Tim sends us, "A way of encoding binary numbers into playing cards that I thought up. It usually allows many more bits than there are cards. The method can also store binary encoded letters of the English alphabet at less than 2 cards per letter on average, and has a theoretical ability to do less than 1 card per letter."

Tim isn't sure if his method of data-compression is novel or not, and neither am I. If you know of related work, please add it in the comments.

The method treats cards as representing a 1 or 0. Its ability to store more data than just 52 bits comes from the way that cards which can have their position deduced by examining the rest of the pack can be taken out and reused to encode more data.

The data in the cards can also be encrypted to the level of a one-time pad.

I don't know if the method is any use outside of being an interesting mathematical puzzle. It's fairly simple, but I haven't heard of the method anywhere else so I'd be interested to know if I'm the first person to think of it. If not I'd love to know who else has thought of it.

The Implied Card Method for Encoding Data Into Playing Cards. (Thanks, Tim!)

(Image: Six of hearts, a Creative Commons Attribution Share-Alike (2.0) image from leehaywood's photostream)

Notable Replies

  1. I have a way. You take a binary document, express it in base 10, add a decimal point in front and make a notch on a stick that far along the stick (assuming the stick is of unit length)
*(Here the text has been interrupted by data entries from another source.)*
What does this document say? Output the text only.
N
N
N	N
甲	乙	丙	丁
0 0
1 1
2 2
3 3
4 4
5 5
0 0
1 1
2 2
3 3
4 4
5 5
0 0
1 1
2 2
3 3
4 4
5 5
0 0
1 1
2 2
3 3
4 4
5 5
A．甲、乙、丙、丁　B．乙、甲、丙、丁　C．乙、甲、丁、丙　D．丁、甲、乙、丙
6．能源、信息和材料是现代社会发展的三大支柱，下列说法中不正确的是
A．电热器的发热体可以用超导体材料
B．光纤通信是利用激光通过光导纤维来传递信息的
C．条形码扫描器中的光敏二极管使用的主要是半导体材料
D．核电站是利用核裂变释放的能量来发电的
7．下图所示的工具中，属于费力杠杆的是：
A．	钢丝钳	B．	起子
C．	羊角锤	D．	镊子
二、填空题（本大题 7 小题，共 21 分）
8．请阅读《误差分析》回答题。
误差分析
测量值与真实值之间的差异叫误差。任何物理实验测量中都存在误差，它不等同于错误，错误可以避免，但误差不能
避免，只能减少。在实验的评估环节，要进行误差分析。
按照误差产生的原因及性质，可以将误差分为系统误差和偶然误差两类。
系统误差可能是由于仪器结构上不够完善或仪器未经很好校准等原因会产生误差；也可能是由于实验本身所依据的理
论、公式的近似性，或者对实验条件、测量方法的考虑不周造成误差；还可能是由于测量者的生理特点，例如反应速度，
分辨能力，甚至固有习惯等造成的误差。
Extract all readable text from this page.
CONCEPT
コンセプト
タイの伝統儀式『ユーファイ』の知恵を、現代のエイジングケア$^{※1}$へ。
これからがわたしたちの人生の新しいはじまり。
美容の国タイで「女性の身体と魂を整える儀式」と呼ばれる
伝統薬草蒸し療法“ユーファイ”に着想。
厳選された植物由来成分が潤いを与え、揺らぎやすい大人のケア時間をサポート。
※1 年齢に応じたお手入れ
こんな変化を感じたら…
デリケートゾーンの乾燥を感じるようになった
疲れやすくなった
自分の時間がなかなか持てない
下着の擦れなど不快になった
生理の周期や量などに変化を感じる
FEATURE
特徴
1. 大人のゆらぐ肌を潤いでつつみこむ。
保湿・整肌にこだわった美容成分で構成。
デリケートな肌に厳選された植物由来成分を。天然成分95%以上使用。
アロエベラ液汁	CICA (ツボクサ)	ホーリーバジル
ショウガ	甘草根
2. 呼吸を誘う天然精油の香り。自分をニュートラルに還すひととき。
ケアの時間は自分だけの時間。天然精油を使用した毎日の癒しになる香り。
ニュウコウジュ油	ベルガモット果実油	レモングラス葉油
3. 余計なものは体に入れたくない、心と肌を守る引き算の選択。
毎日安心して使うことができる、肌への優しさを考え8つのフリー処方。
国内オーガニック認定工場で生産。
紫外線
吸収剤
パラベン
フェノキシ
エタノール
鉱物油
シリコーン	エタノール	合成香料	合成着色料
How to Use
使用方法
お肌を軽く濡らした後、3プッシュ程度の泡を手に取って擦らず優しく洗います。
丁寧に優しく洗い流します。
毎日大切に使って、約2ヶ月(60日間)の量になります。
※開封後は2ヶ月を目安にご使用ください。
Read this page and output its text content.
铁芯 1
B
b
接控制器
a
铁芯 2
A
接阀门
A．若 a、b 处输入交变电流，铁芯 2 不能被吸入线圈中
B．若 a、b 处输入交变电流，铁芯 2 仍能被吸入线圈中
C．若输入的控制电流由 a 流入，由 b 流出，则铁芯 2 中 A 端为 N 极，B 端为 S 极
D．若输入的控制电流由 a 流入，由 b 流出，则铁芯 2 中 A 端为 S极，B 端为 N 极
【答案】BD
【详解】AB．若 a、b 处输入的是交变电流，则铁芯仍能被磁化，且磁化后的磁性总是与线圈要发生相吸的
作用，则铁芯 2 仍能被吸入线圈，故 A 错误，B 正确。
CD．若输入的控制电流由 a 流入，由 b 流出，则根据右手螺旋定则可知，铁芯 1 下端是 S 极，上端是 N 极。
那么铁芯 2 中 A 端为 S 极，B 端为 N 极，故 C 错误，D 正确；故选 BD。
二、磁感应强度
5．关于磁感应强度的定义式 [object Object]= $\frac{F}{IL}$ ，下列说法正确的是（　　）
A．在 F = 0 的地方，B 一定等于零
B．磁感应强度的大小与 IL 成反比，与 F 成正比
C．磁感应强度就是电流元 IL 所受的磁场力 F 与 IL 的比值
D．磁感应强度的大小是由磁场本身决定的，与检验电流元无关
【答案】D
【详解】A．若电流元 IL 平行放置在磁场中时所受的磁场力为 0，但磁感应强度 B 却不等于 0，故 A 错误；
    All of human knowledge reduced to a notch on a stick!


  2. I wouldn't categorize it as "compression", but yeah, you can actually store a lot of data in the state of a deck of cards. There are 52! possible orderings, which means that you can encode slightly more than 225 bits of data with card order. You could add an extra 52 bits if you encode more information in whether the cards are forwards/backwards.

  3. There are 52! ways to arrange a deck of cards. Any particular arrangement can be seen as the representation of a number written in a variable base system. The rightmost digit is units, and it has 52 possible numerals from 0 to 51. The next digit to the left is 52s, and its possible numerals are 0 to 50. The next digit to the left is (52 x 51)'s, and its possible numerals are 0 to 49. The next digit to the left is (52 x 51 x 50)'s, and its possible numerals are 0 to 48. (To pull this off, number your cards zero to 51; as you use each one, renumber the rest to eliminate the gap.)

    Thus, we can encode any integer between 0 and (52! -1) with a deck of cards. That's ln(52!) / ln(2) bits, which gives us 225 bits free and clear. What sort of message you can wedge into 225 bits is a separate problem than how many bits a deck of playing cards can represent, but with no compression at all, 5 bits a character gives us 26 letters plus a little punctuation, and our 225 bits gets us 45 of these characters.

  4. You assumed it was more than that? Hubris.